Now, I’m not a biblical scholar, but unlike most evangelicals, I’ve read the whole Bible, not just the parts that support my embedded beliefs. It’s tough going and takes you through so many nooks and crannies that forming a consisted belief system from it is tough without severe selectivity.

My readings have convinced me, though, that there are more requirements therein for us to love one another, to show mercy on one another, to comfort the afflicted, to treat aliens well, and to care for the weak and helpless than there are to keep two men or two women who love one another from engaging in a lawful wedding.

By lawful, I mean one that has been amended in modern times from the original biblical allowance for men to have as many wives as they chose, or for the woman to hold only a supporting and grossly unequal role in the matter. Geez, if we truly believe that, we wouldn’t even allow our sisters to preach the Gospel.

Yes, our definitions have changed over the years. By the time the Galilean came along, there were two people involved in marriage and he was more vocal about divorce than he was about who the two people were.

He didn’t like it, divorce that is. I haven’t found, though, where he suggested deportation for the offense.

But back to the law. Yes, certain things are illegal, sexual harassment being one of those. So far, there hasn’t been a national outcry for deporting the guilty, quite the contrary in at least one case.

Hiring illegal aliens itself is, well, illegal. I’m trying to get a count on how many employers have been departed so far for the offense, but no luck so far.

Hiring contractors and not paying them is, I think, under certain conditions, illegal. If the one doing the hiring and shafting has enough legal resources, though, deportation doesn’t follow. Filing bankruptcy seems to be a cheaper way out for the contractors involved than bringing lawsuits against billionaires.

Lynching and other forms of murdering African-Americans should have been illegal at least since shortly after the end of the Civil War. Not only did our country not make it illegal, we didn’t even deport a single guilty party. One can probably still smell the cloud of guilt on a hot summer night at Ninth and Broadway in my city of Little Rock, Arkansas where whites once burned a black man. A white man in the crowd then publicly directed traffic with a charred and severed arm. Deported? No. Arrested? No. A local hero? Yes, among many. Do any of his descendants now post offensive things on Facebook about minorities? In all likelihood. Acorns don’t fall far from the tree.

A woman recently admitted that she lied when she made comments that initiated one of our country’s most infamous lynchings, that of a black child. Has she been deported? Not to my knowledge. Would our country be better off if she never had lived within its borders? You decide.

I’m not trying to foment divisiveness. I’ll leave that to our president and his minions. I just choose to follow the path of one who said, “let him who is without sin cast the first stone.”

I think, if I remember correctly, that same person, it is written, said, “A new command I give you: Love one another.

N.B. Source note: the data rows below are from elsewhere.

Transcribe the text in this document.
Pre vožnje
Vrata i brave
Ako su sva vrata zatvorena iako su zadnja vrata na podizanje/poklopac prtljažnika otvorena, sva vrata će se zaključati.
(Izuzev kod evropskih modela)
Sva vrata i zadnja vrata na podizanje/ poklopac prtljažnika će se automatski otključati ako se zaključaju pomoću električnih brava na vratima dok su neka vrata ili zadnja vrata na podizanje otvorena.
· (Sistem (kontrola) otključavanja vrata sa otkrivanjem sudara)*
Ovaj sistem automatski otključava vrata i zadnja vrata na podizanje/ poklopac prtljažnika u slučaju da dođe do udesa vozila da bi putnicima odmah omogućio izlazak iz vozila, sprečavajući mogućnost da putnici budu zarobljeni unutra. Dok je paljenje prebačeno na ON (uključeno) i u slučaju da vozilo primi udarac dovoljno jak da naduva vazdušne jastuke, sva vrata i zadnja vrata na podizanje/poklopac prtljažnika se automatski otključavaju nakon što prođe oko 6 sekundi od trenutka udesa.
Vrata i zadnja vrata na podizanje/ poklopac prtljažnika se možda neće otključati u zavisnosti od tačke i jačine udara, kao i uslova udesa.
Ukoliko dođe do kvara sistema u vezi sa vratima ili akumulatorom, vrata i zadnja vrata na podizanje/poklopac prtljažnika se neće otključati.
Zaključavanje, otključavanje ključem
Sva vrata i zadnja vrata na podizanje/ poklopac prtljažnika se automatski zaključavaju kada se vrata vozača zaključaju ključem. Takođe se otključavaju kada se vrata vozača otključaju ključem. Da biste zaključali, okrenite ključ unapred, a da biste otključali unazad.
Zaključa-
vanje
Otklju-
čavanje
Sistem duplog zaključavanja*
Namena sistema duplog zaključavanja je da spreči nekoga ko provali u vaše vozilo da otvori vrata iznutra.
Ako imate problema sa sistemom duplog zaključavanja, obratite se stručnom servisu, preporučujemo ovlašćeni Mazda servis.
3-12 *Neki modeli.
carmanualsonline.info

As I have loved you, so you must love one another.” I don’t recall a word therein about our deporting one another.

Further, I believe that if we have national problems, and we do, they can be solved better with love than with hatred. I also believe that if we do have laws, and we must enforce them, we can do so in the least restrictive, damaging, hurtful, and vengeful way possible. If a person’s church or political party doesn’t believe that, I have suggestions for that person. I, for one, think the Galilean would agree.